Project Details
Description
Cerebral arteriovenous malformations (AVMs) are abnormal direct connections between arteries and veins without an intervening capillary bed. Patients with cerebral AVMs have much higher risk for hemorrhagic stroke due to rupture of the weakened blood vessels. AVMs are often treated by more than one treatment modality, typically with staged embolization followed by surgical resection or radiosurgery. However, it is often unclear which feeding artery should be targeted for embolization and how this will affect hemodynamic outcome. There is also no quantitative way to assess aggressive embolization that may cause post-operative bleeding. In addition, cerebral hemodynamic changes due to AVMs seem to play a key role in their pathophysiology. DSA as the standard tool for the evaluation of AVMs is highly invasive and includes substantial exposure to ionizing radiation, particularly during repeated monitoring or embolization. In addition, despite excellent AVM vascular imaging by DSA, quantitative information on the individual AVM hemodynamics and its impact on the microperfusion in the surrounding brain tissue is lacking.
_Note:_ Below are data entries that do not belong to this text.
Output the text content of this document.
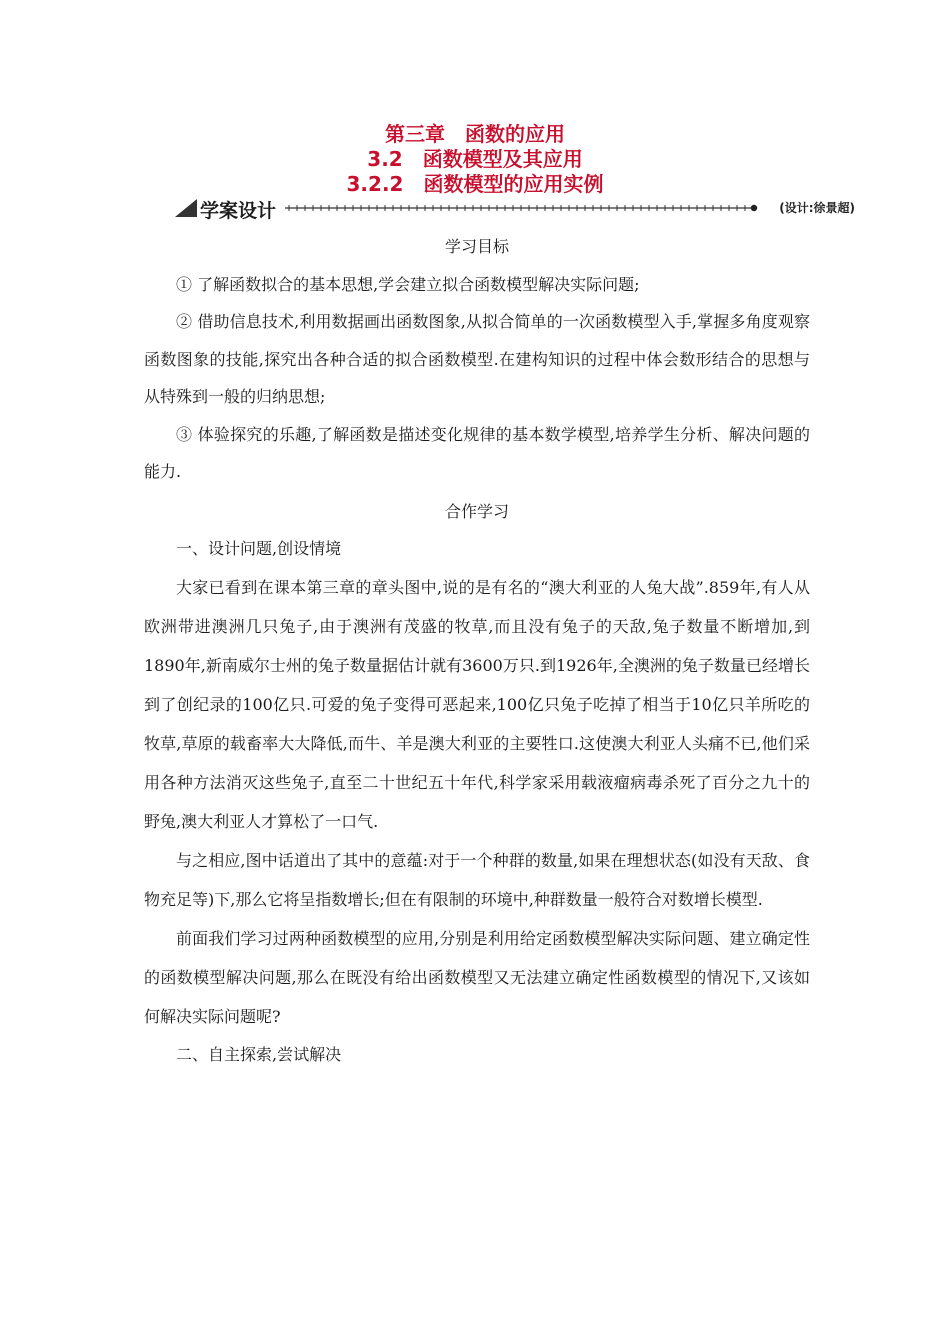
第三章　函数的应用
3.2　函数模型及其应用
3.2.2　函数模型的应用实例
学案设计	(设计:徐景超)

学习目标

① 了解函数拟合的基本思想,学会建立拟合函数模型解决实际问题;

② 借助信息技术,利用数据画出函数图象,从拟合简单的一次函数模型入手,掌握多角度观察函数图象的技能,探究出各种合适的拟合函数模型.在建构知识的过程中体会数形结合的思想与从特殊到一般的归纳思想;

③ 体验探究的乐趣,了解函数是描述变化规律的基本数学模型,培养学生分析、解决问题的能力.

合作学习

一、设计问题,创设情境

大家已看到在课本第三章的章头图中,说的是有名的“澳大利亚的人兔大战”.859年,有人从欧洲带进澳洲几只兔子,由于澳洲有茂盛的牧草,而且没有兔子的天敌,兔子数量不断增加,到1890年,新南威尔士州的兔子数量据估计就有3600万只.到1926年,全澳洲的兔子数量已经增长到了创纪录的100亿只.可爱的兔子变得可恶起来,100亿只兔子吃掉了相当于10亿只羊所吃的牧草,草原的载畜率大大降低,而牛、羊是澳大利亚的主要牲口.这使澳大利亚人头痛不已,他们采用各种方法消灭这些兔子,直至二十世纪五十年代,科学家采用载液瘤病毒杀死了百分之九十的野兔,澳大利亚人才算松了一口气.

与之相应,图中话道出了其中的意蕴:对于一个种群的数量,如果在理想状态(如没有天敌、食物充足等)下,那么它将呈指数增长;但在有限制的环境中,种群数量一般符合对数增长模型.

前面我们学习过两种函数模型的应用,分别是利用给定函数模型解决实际问题、建立确定性的函数模型解决问题,那么在既没有给出函数模型又无法建立确定性函数模型的情况下,又该如何解决实际问题呢?

二、自主探索,尝试解决
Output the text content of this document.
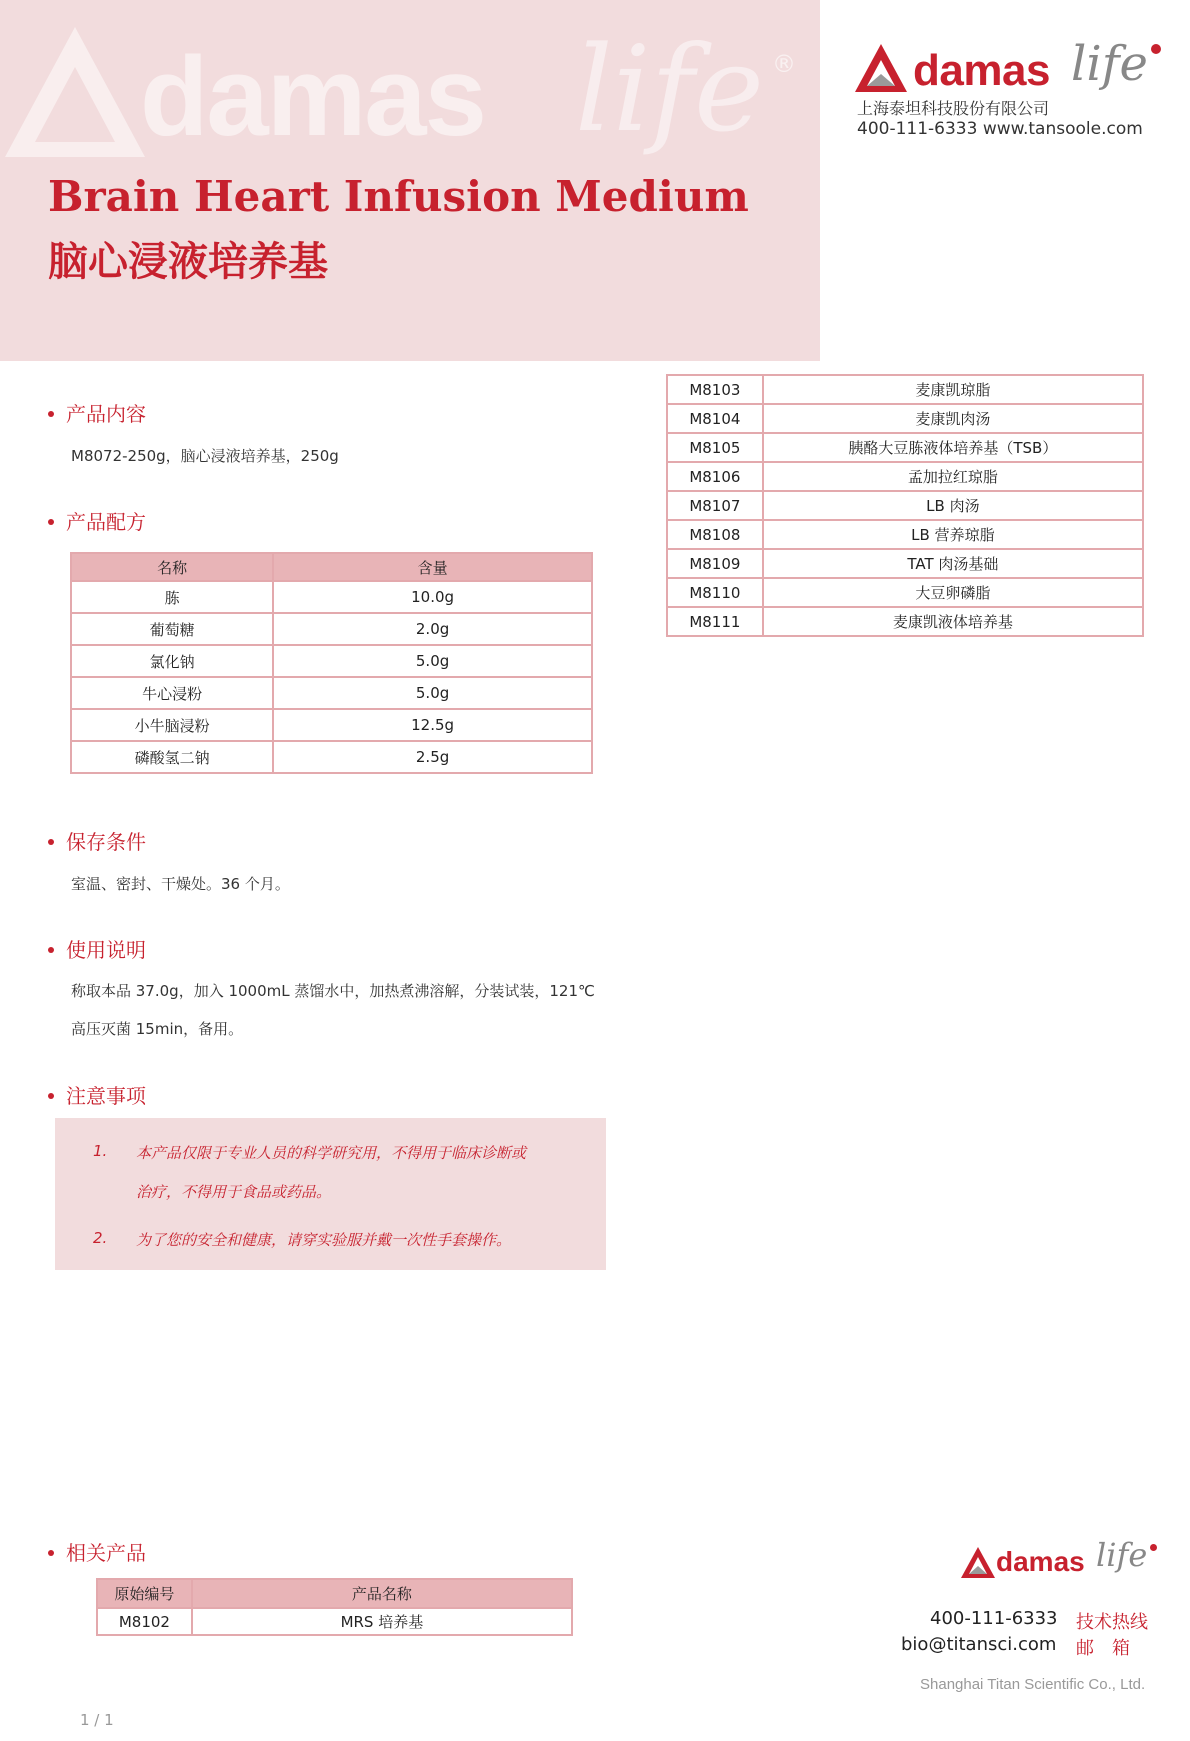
damas life ®
Brain Heart Infusion Medium
脑心浸液培养基
damas life
上海泰坦科技股份有限公司
400-111-6333 www.tansoole.com
产品内容
M8072-250g，脑心浸液培养基，250g
产品配方
名称	含量
胨	10.0g
葡萄糖	2.0g
氯化钠	5.0g
牛心浸粉	5.0g
小牛脑浸粉	12.5g
磷酸氢二钠	2.5g
保存条件
室温、密封、干燥处。36 个月。
使用说明
称取本品 37.0g，加入 1000mL 蒸馏水中，加热煮沸溶解，分装试装，121℃
高压灭菌 15min，备用。
注意事项
1. 本产品仅限于专业人员的科学研究用，不得用于临床诊断或
治疗，不得用于食品或药品。
2. 为了您的安全和健康，请穿实验服并戴一次性手套操作。
M8103	麦康凯琼脂
M8104	麦康凯肉汤
M8105	胰酪大豆胨液体培养基（TSB）
M8106	孟加拉红琼脂
M8107	LB 肉汤
M8108	LB 营养琼脂
M8109	TAT 肉汤基础
M8110	大豆卵磷脂
M8111	麦康凯液体培养基
相关产品
原始编号	产品名称
M8102	MRS 培养基
damas life
400-111-6333 技术热线
bio@titansci.com 邮　箱
Shanghai Titan Scientific Co., Ltd.
1 / 1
To address these limitations this proposal will develop a comprehensive MRI and analysis protocol for the improved characterization of 3D AVM hemodynamics and quantitative brain tissue perfusion. Our groups has shown that 4D flow MRI based on time-resolved 3D phase-contrast MRI can measure the three-directional velocity field with full volumetric coverage mapping of large cerebral arteries and veins. Quantitative hemodynamic information, such as blood flow, peak velocity, or 3D visualization of intracranial flow patterns, can be obtained from the 4D flow data. To gain additional information on the impact of AVMs on cerebral tissue perfusion, spin echo DSC perfusion has been developed to quantify biomarkers of absolute microvascular perfusion. The ultimate goal of this proposal is to better understand the impact of AVM treatment on both changes of large vessel hemodynamics and regional alternations in markers of tissue perfusion to guide treatment planning.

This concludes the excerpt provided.